The affray charge following a fight near a Bristol nightclub in September 2017 was the lowest point of his career. He went through an 11-month ordeal, missed an Ashes series, before being found not guilty. Stokes had a duty to make up for lost time. The Headingley Test during the ongoing Ashes series saw his entry into cricketing folklore.
The Guardian called it ‘the miracle at Headingley’. His 135 not out in the second innings was indeed once-in-a-lifetime innings. Chasing 259 for victory, England slumped to 286 for nine. Then, the magic began. Stokes added 76 runs for the last wicket with Jack Leach to make the improbable happen. England stayed alive in the series. He enjoyed the rub of the green. Fortune favoured the brave.

Thirty-eight years ago, Headingley had witnessed the batting sorcery of Ian Botham. In 1981 also, England were about to go two down in the Ashes. And staring at an innings defeat, with his team reeling on 135 for seven, the great man scored a magical 149 off 148 balls, hitting 27 fours. Botham’s innings, however, didn’t win the game for England, for Australia still needed only 130 runs in the fourth innings to wrap up the Test. Bob Willis’s eight for 43 knocked them over.

Little wonder then that Botham’s captain in that game, Mike Brearley, gave Stokes’s performance a higher rating. “It is hard to believe Stokes’ could ever have been, or even ever will be, surpassed,” Brearley wrote on The Times. The former England captain painted a picture. “Vivid though the images from the distant past are, mental pictures of rampaging bowling and batting by all three iconic all-rounders, it is difficult now to remove from the front of my mind the shock, the exhilaration, of the recent: the sheer improbability of Stokes’s performance at Headingley last week.”

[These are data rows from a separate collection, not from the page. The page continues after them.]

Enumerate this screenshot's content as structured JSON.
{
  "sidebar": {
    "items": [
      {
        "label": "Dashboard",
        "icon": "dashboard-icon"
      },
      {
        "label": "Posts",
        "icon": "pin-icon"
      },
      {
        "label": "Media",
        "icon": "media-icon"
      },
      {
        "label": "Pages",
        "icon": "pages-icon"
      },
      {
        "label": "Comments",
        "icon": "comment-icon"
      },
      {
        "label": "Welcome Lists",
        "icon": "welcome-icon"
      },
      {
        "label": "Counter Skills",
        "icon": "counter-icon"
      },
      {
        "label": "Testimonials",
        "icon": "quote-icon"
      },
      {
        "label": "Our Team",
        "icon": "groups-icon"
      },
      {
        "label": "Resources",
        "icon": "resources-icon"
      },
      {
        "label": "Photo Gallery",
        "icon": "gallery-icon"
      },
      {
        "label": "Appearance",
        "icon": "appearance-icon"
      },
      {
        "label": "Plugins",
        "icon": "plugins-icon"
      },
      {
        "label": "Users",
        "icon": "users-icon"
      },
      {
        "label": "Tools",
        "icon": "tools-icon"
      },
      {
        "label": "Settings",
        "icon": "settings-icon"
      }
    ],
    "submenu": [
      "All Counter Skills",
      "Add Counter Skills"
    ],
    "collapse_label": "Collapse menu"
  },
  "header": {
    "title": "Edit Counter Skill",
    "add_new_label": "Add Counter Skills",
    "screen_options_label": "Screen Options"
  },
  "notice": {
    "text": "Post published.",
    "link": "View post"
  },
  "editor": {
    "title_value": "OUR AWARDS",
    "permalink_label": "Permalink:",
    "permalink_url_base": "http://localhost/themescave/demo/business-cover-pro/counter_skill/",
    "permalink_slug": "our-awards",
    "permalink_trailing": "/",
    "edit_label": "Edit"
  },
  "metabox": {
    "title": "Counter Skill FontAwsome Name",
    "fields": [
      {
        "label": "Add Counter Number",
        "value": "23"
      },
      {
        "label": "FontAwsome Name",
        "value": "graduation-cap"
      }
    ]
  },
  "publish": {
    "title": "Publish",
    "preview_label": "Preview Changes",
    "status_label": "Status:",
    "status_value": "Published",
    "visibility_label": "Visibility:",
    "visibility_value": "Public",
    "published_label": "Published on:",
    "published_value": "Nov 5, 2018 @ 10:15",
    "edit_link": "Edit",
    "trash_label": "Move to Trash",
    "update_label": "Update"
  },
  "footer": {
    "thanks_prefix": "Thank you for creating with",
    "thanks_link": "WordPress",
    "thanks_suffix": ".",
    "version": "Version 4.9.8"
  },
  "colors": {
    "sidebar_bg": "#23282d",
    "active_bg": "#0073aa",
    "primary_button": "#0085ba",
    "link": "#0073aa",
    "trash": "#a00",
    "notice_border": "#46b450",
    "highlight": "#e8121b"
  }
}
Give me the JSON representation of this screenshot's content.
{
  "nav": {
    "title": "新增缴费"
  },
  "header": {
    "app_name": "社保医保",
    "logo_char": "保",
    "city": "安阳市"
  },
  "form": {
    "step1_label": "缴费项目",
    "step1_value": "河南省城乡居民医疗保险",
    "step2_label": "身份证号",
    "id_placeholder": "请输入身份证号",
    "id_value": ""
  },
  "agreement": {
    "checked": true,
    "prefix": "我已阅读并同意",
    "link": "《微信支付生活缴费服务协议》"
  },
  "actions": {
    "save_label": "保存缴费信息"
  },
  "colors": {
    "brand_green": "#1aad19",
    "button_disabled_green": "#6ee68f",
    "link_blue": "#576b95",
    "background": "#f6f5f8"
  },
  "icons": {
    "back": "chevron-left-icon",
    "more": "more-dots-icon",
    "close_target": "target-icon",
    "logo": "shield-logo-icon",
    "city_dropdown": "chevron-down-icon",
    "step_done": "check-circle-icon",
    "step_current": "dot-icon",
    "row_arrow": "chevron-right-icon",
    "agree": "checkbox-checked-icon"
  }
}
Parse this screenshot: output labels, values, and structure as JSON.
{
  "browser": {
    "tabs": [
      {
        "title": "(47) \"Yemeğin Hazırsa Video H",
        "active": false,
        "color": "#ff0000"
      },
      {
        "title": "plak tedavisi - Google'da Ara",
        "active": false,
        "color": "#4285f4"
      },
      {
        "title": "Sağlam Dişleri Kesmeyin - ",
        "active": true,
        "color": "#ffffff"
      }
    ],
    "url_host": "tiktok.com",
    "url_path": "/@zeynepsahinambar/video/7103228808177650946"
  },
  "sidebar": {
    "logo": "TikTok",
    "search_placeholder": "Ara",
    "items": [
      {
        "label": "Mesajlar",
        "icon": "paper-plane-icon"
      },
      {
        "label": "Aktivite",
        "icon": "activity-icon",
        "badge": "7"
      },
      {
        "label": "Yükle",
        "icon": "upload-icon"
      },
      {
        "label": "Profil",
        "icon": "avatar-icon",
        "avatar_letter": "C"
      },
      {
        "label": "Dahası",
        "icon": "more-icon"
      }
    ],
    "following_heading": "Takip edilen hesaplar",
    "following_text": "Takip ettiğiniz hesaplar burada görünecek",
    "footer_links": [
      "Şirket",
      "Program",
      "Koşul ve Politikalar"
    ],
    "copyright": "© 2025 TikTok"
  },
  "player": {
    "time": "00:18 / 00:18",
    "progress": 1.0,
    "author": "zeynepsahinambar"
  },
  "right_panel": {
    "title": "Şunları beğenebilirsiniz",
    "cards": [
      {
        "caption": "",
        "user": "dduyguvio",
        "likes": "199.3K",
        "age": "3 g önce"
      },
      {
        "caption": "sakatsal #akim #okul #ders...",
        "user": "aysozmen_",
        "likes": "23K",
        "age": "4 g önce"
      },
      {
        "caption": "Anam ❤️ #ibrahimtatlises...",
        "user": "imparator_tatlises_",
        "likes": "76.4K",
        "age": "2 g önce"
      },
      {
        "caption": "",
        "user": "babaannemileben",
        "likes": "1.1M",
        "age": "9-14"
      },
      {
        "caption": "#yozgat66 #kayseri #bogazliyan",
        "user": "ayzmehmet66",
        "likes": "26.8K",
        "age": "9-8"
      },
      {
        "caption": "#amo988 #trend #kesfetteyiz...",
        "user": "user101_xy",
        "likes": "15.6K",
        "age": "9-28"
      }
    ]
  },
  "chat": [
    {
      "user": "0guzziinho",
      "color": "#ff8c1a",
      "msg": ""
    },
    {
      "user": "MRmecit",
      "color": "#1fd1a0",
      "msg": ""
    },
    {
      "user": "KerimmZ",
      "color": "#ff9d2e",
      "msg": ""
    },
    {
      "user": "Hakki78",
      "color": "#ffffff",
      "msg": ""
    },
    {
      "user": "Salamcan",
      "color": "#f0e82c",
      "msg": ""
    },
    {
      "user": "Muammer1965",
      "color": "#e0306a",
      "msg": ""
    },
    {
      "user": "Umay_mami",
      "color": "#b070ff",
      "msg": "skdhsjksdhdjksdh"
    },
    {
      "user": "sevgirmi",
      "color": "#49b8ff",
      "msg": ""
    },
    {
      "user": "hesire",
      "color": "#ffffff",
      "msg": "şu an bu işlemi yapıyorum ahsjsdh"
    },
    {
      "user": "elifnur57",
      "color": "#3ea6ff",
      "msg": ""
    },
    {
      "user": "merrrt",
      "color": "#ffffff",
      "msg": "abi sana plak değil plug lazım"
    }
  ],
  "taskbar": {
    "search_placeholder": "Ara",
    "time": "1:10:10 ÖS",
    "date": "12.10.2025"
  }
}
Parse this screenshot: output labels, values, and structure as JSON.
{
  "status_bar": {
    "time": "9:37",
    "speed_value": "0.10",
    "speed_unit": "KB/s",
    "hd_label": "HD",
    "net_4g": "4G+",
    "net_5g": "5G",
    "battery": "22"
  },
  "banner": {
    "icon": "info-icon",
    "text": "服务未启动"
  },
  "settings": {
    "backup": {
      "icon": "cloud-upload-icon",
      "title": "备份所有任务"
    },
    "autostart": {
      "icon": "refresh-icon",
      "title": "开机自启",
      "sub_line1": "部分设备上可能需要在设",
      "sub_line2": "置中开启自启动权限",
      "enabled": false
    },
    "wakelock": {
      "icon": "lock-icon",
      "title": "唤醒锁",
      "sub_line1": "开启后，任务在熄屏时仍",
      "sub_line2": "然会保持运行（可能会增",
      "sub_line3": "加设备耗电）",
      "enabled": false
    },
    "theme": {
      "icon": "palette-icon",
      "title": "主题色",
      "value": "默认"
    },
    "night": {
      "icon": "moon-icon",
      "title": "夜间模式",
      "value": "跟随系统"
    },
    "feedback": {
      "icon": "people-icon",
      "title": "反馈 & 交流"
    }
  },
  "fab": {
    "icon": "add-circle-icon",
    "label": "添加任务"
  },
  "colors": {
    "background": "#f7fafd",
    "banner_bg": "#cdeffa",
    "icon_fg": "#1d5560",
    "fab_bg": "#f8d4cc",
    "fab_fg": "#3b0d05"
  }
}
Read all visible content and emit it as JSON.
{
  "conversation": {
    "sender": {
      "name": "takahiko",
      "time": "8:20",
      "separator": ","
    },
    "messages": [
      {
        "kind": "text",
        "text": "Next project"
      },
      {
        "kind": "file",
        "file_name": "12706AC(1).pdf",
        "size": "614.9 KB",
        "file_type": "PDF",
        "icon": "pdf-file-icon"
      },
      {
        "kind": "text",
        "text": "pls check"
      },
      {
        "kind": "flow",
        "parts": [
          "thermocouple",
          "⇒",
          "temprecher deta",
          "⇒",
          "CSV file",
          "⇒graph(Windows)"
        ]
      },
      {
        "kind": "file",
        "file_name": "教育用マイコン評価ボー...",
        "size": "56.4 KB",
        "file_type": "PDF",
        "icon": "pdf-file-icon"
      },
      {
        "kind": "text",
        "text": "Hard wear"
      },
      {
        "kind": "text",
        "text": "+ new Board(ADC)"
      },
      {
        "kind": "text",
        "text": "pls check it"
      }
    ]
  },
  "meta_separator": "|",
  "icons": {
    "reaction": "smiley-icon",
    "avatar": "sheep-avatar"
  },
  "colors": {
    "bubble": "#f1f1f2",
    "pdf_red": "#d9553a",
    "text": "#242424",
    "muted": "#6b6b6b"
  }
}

Stokes evoked the memories of Botham. He, in fact, surpassed it. “It changed my life overnight. I think Ben’s life will be the same. He will have no private life. He has to get used to that and so do the family. He is public property but it is a great place to be in for the long term. It will set him up for life. He will reap the rewards which he richly deserves and he is now a world, box-office attraction,” the great allrounder told Telegraph Sport.

Even Geoffrey Boycott called it “the best I’ve seen in over 50 years”. Bottom line is that English sport got a true special one, not a self-styled moniker. But it would be more logical to savour Stokes’s effort rather than going into comparisons. VVS Laxman’s 281 against Australia at Eden Gardens and Brian Lara’s 153 not out in West Indies’ one wicket win over Australia in 1999 at Kensington Oval, too, will have many backers.

‘The next Botham’ tag weighed heavy on far too many England allrounders. The Headingley heroic did a great favour to Stokes. He has now completely emerged from Botham’s shadow. Also, his innings came on the heels of the World Cup final and hopefully it has done enough to take cricket back to the English living rooms.

Stokes, meanwhile, has set his sights on regaining the Ashes. “I will only take real satisfaction from the innings if we win back the Ashes. It was an amazing week in Headingley and something that will be very hard to forget, but we still have a long way to go. Momentum is huge in sport and I’m 100% sure when Stuart Broad got out, Australia would have thought they would have the Ashes by the end of the day, so we go into the next match with a lot of confidence,” he told Sky Sports News.

After three matches, the series is tied at 1-1. The momentum is now with the hosts and if they go on and win the Ashes, Prime Minister Johnson, Hunt and the Labour Party leader Jeremy Corbyn will all approve an open top bus parade in unison. On a lighter note, the Queen might defer the prorogation of the parliament to allow the MPs hail the triumph.